One of the earliest and best expositions of social contract theory. Hobbes also had a more accurate view of human nature than Locke or especially Rousseau, with whom he is often contrasted. The third and fourth parts of Leviathan are bogged down by theology and needless definitions of terms, and Hobbes’ royal absolutism is based more on arguments by assertion and authority than on reason or empiricism. Still, Leviathan has earned its place in political philosophy’s canon.

Joseph Heller – Catch-22

Joseph Heller – Catch-22

The funniest thing I’ve read in years.

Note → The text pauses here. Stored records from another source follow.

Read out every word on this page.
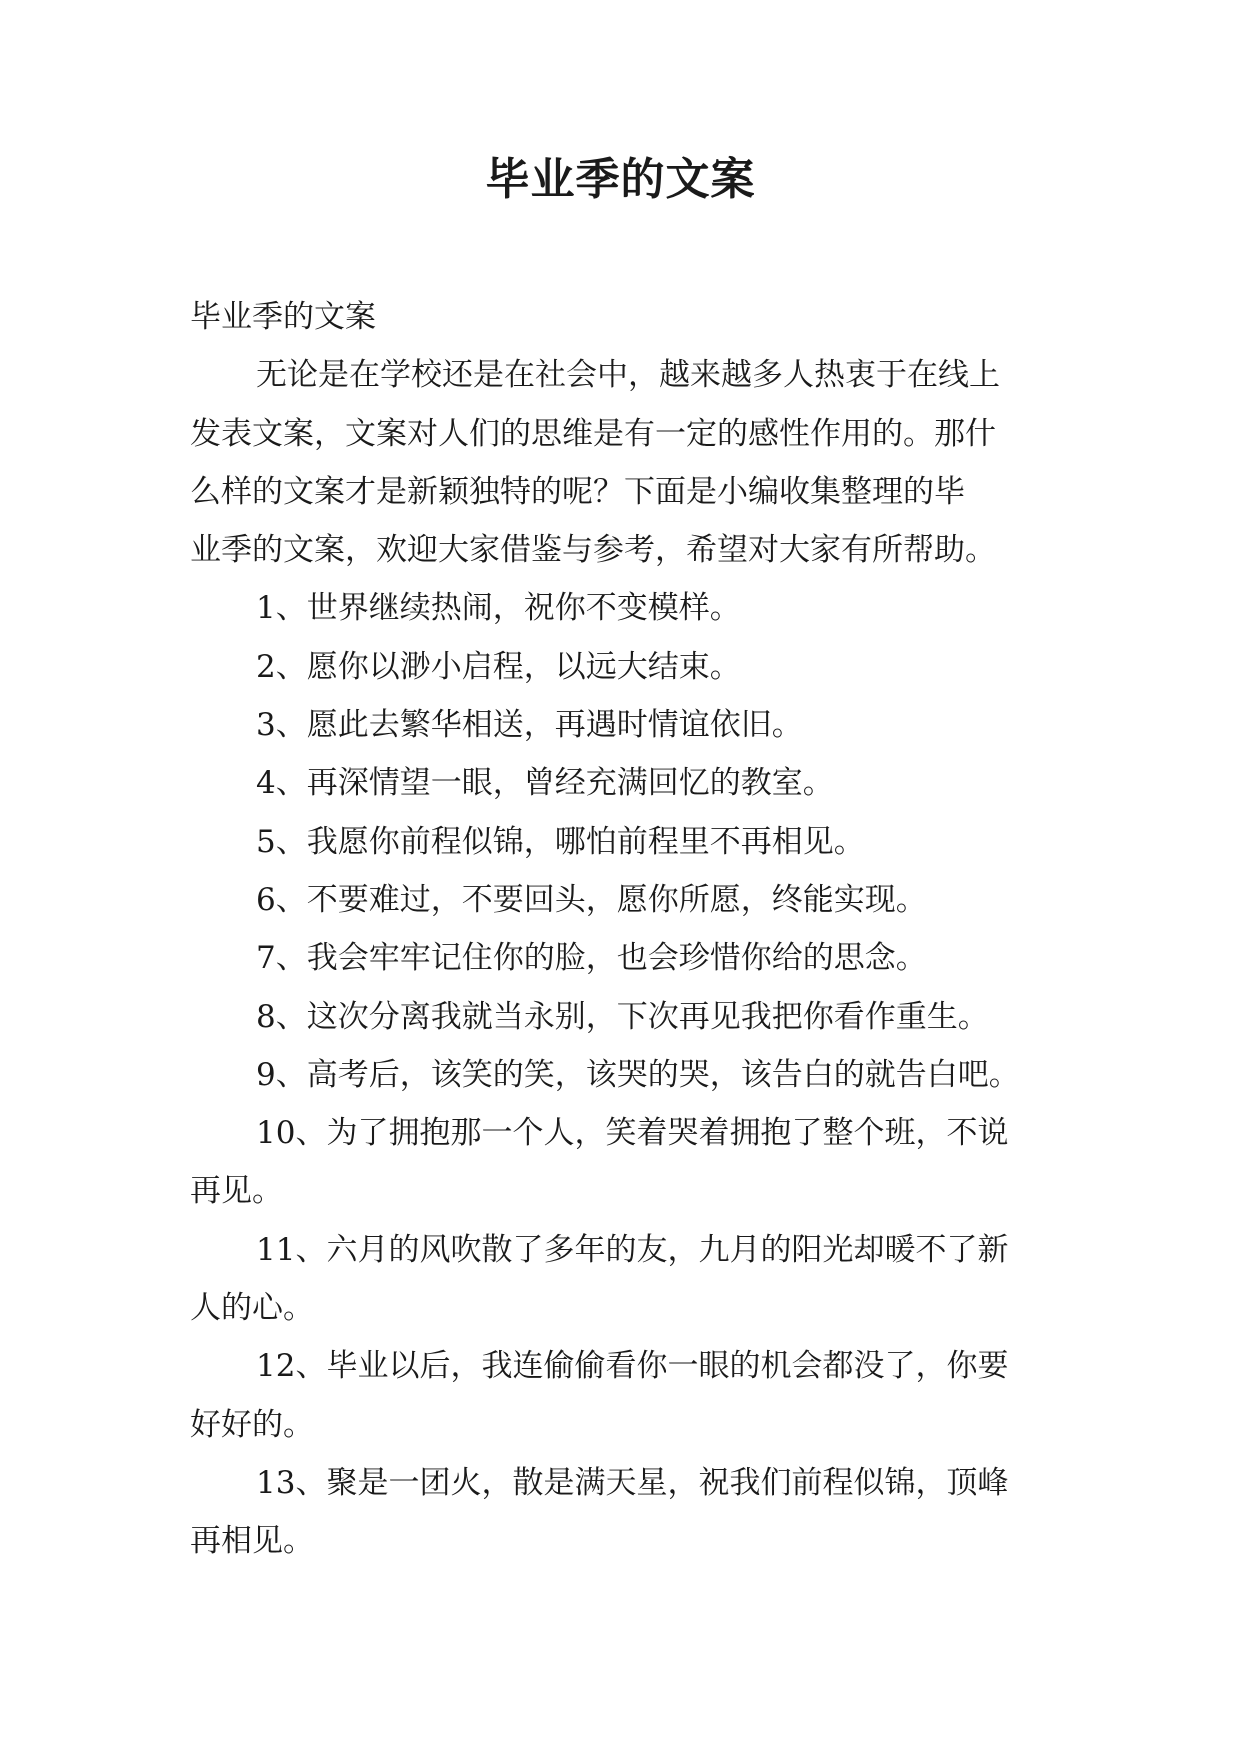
毕业季的文案

毕业季的文案

无论是在学校还是在社会中，越来越多人热衷于在线上

发表文案，文案对人们的思维是有一定的感性作用的。那什

么样的文案才是新颖独特的呢？下面是小编收集整理的毕

业季的文案，欢迎大家借鉴与参考，希望对大家有所帮助。

1、世界继续热闹，祝你不变模样。

2、愿你以渺小启程，以远大结束。

3、愿此去繁华相送，再遇时情谊依旧。

4、再深情望一眼，曾经充满回忆的教室。

5、我愿你前程似锦，哪怕前程里不再相见。

6、不要难过，不要回头，愿你所愿，终能实现。

7、我会牢牢记住你的脸，也会珍惜你给的思念。

8、这次分离我就当永别，下次再见我把你看作重生。

9、高考后，该笑的笑，该哭的哭，该告白的就告白吧。

10、为了拥抱那一个人，笑着哭着拥抱了整个班，不说

再见。

11、六月的风吹散了多年的友，九月的阳光却暖不了新

人的心。

12、毕业以后，我连偷偷看你一眼的机会都没了，你要

好好的。

13、聚是一团火，散是满天星，祝我们前程似锦，顶峰

再相见。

In the book, Catch-22 is a fictional rule that fighter pilots cannot fly combat missions if they are insane. But asking out of a mission is proof of sanity, so such pilots therefore must fly combat missions. Similar plays on logic occur throughout the book, making the Abbott and Costello-style back-and-forths even funnier. Other hijinks range from typical young male bawdiness to hilariously petty infighting among the commanding officers, to some of the pilots making some money on the side by using military aircraft to make trade runs to nearby cities, even cornering the markets in various commodities.

The rampant mirth and cynicism only magnify the poignant and tragic scenes, making the book’s anti-war message hit home on multiple fronts. The light makes the shade even darker.